There have been some positive research projects carried out with reflexology; however, as yet, there is not a large enough body of evidence for us to make clinical claims of effectiveness.
With ever increasing levels of stress in everyday life, it is important for people to take more responsibility for their own healthcare needs. Reflexology may be one of the ways to mitigate the stresses of modern life.

What happens when I go for a treatment?

A full medical history will be requested on your first treatment, and you will be asked to sign a consent form for treatment. This information will be kept confidential. Reflexology is a very easy therapy to receive; depending on the type of reflexology, the most clothing that will have to be removed for a treatment to take place will be your socks and shoes.
The therapist will then use their hands to apply pressure to the feet, lower leg, hands, ears or face, depending on the type of reflexology chosen. You may feel areas of transient discomfort during the treatment, but generally the experience should be relaxing.
The therapist may recommend a course of treatments.
 
How will I feel after a reflexology treatment?

It is useful to give feedback to the reflexologist as this may show the response of your body to treatment. This in turn might help the reflexologist to tailor a treatment plan specific to your needs. After one or two treatments your body may respond in a very noticeable way. Most people note a sense of well-being and relaxation; however, sometimes people report feeling lethargic, nauseous or tearful, but this is usually transitory and reflexologists believe that it is part of the healing process.

Can reflexology help me during pregnancy?

There are several reasons why women might choose to use complementary therapies such as reflexology during pregnancy. These include morning sickness, insomnia and pelvic pain. Reflexology is also used by some women to manage pain during labour and birth.

What do I need to know about using it during pregnancy?
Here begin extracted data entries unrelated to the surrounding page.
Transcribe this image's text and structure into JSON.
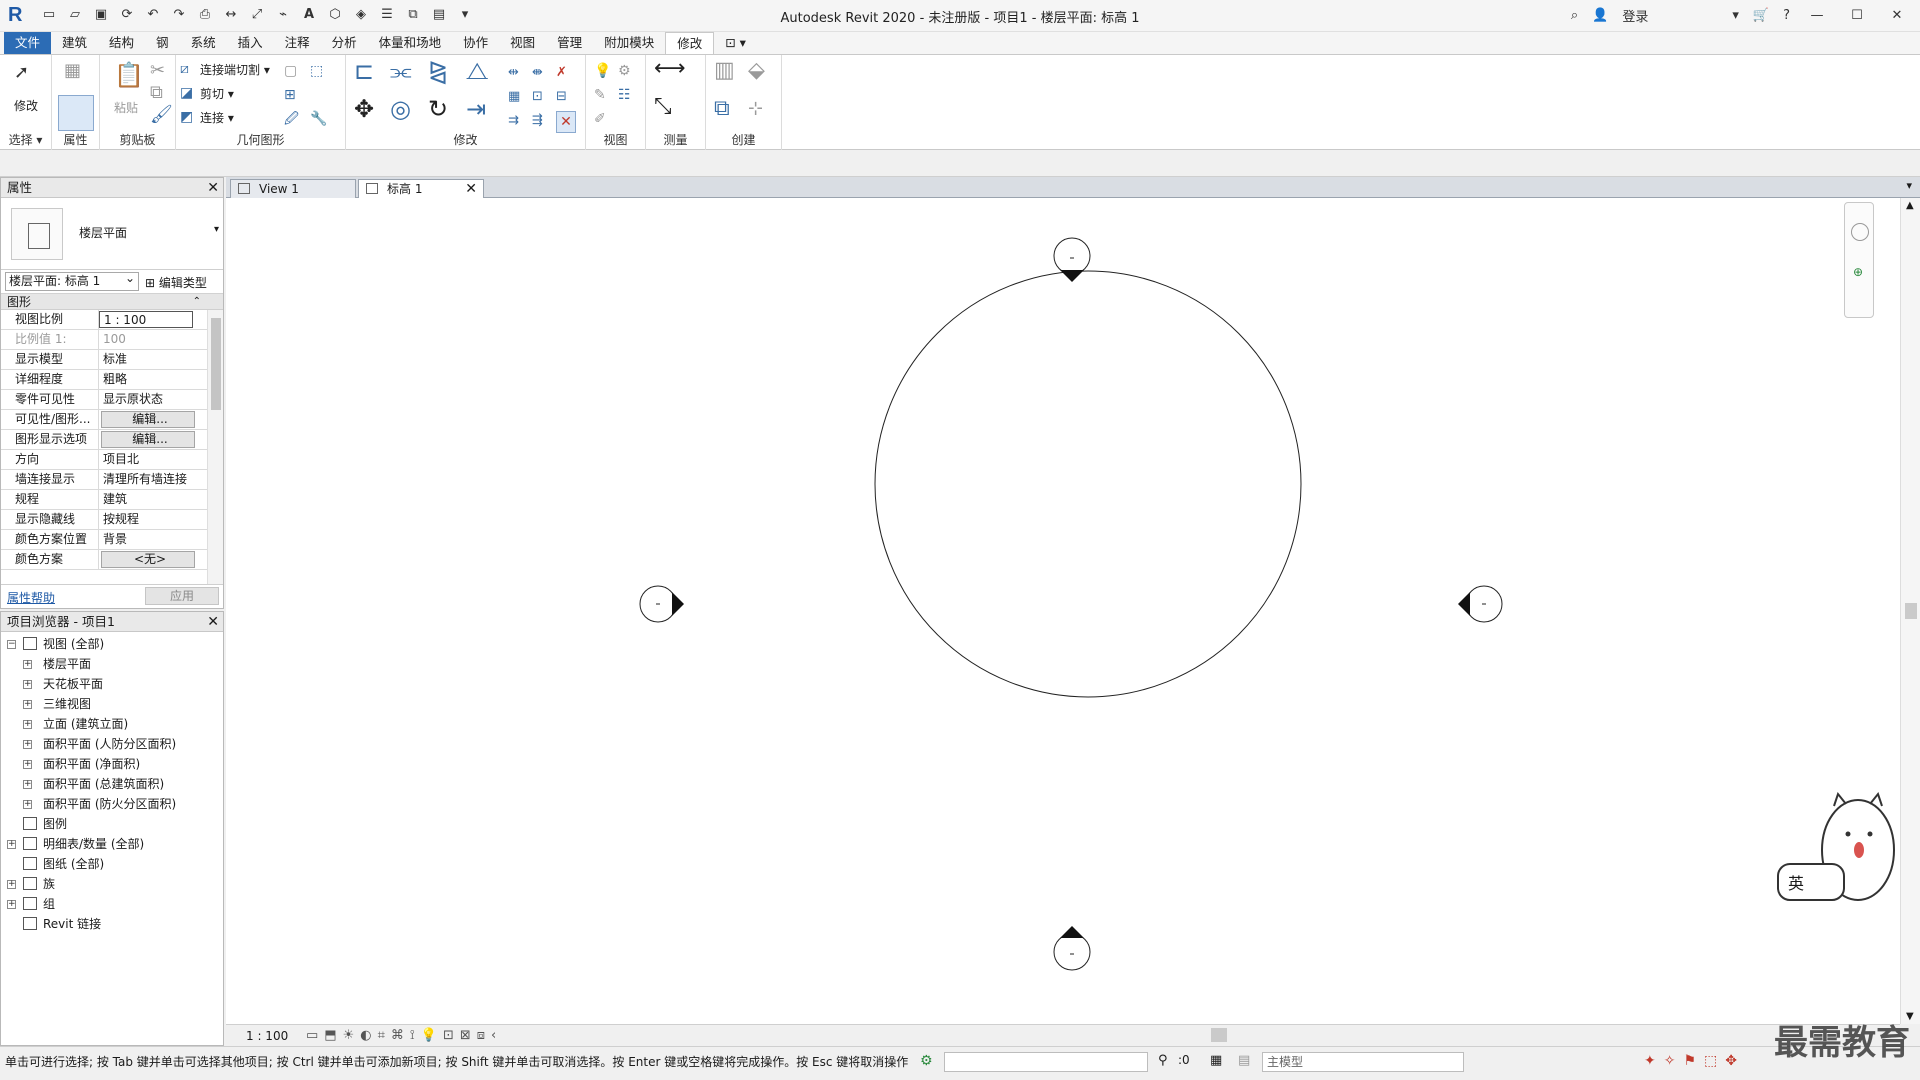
{
  "window": {
    "title": "Autodesk Revit 2020 - 未注册版 - 项目1 - 楼层平面: 标高 1",
    "login": "登录",
    "logo": "R"
  },
  "ribbon": {
    "tabs": [
      "文件",
      "建筑",
      "结构",
      "钢",
      "系统",
      "插入",
      "注释",
      "分析",
      "体量和场地",
      "协作",
      "视图",
      "管理",
      "附加模块",
      "修改"
    ],
    "active_tab": "修改",
    "groups": {
      "select": "选择",
      "properties": "属性",
      "clipboard": "剪贴板",
      "geometry": "几何图形",
      "modify": "修改",
      "view": "视图",
      "measure": "测量",
      "create": "创建"
    },
    "modify_label": "修改",
    "paste_label": "粘贴",
    "cut_join": "连接端切割",
    "cut": "剪切",
    "join": "连接"
  },
  "properties": {
    "title": "属性",
    "type_name": "楼层平面",
    "instance": "楼层平面: 标高 1",
    "edit_type": "编辑类型",
    "category": "图形",
    "rows": [
      {
        "k": "视图比例",
        "v": "1 : 100",
        "style": "input"
      },
      {
        "k": "比例值 1:",
        "v": "100",
        "style": "disabled"
      },
      {
        "k": "显示模型",
        "v": "标准",
        "style": ""
      },
      {
        "k": "详细程度",
        "v": "粗略",
        "style": ""
      },
      {
        "k": "零件可见性",
        "v": "显示原状态",
        "style": ""
      },
      {
        "k": "可见性/图形...",
        "v": "编辑...",
        "style": "btn"
      },
      {
        "k": "图形显示选项",
        "v": "编辑...",
        "style": "btn"
      },
      {
        "k": "方向",
        "v": "项目北",
        "style": ""
      },
      {
        "k": "墙连接显示",
        "v": "清理所有墙连接",
        "style": ""
      },
      {
        "k": "规程",
        "v": "建筑",
        "style": ""
      },
      {
        "k": "显示隐藏线",
        "v": "按规程",
        "style": ""
      },
      {
        "k": "颜色方案位置",
        "v": "背景",
        "style": ""
      },
      {
        "k": "颜色方案",
        "v": "<无>",
        "style": "btn"
      }
    ],
    "help": "属性帮助",
    "apply": "应用"
  },
  "browser": {
    "title": "项目浏览器 - 项目1",
    "nodes": [
      {
        "label": "视图 (全部)",
        "level": 0,
        "exp": "−"
      },
      {
        "label": "楼层平面",
        "level": 1,
        "exp": "+"
      },
      {
        "label": "天花板平面",
        "level": 1,
        "exp": "+"
      },
      {
        "label": "三维视图",
        "level": 1,
        "exp": "+"
      },
      {
        "label": "立面 (建筑立面)",
        "level": 1,
        "exp": "+"
      },
      {
        "label": "面积平面 (人防分区面积)",
        "level": 1,
        "exp": "+"
      },
      {
        "label": "面积平面 (净面积)",
        "level": 1,
        "exp": "+"
      },
      {
        "label": "面积平面 (总建筑面积)",
        "level": 1,
        "exp": "+"
      },
      {
        "label": "面积平面 (防火分区面积)",
        "level": 1,
        "exp": "+"
      },
      {
        "label": "图例",
        "level": 0,
        "exp": ""
      },
      {
        "label": "明细表/数量 (全部)",
        "level": 0,
        "exp": "+"
      },
      {
        "label": "图纸 (全部)",
        "level": 0,
        "exp": ""
      },
      {
        "label": "族",
        "level": 0,
        "exp": "+"
      },
      {
        "label": "组",
        "level": 0,
        "exp": "+"
      },
      {
        "label": "Revit 链接",
        "level": 0,
        "exp": ""
      }
    ]
  },
  "view_tabs": [
    {
      "label": "View 1",
      "active": false
    },
    {
      "label": "标高 1",
      "active": true
    }
  ],
  "view_control": {
    "scale": "1 : 100"
  },
  "status": {
    "message": "单击可进行选择; 按 Tab 键并单击可选择其他项目; 按 Ctrl 键并单击可添加新项目; 按 Shift 键并单击可取消选择。按 Enter 键或空格键将完成操作。按 Esc 键将取消操作",
    "selection_count": ":0",
    "model": "主模型"
  },
  "ime": {
    "label": "英"
  },
  "watermark": "最需教育",
  "colors": {
    "accent": "#2c6cb5",
    "link": "#1f5aa6"
  }
}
As with all complementary therapies, it is recommended that you inform your midwife if you are thinking of trying reflexology while you are pregnant.
Reflexology does not involve taking anything into the body that might affect the developing baby unlike some other forms of complementary therapies. Also, you can sit or lie in a position that is comfortable for you during the massage.
While reflexology is generally considered to be safe, some people may experience side effects such as feeling light-headed, emotional, or very tired.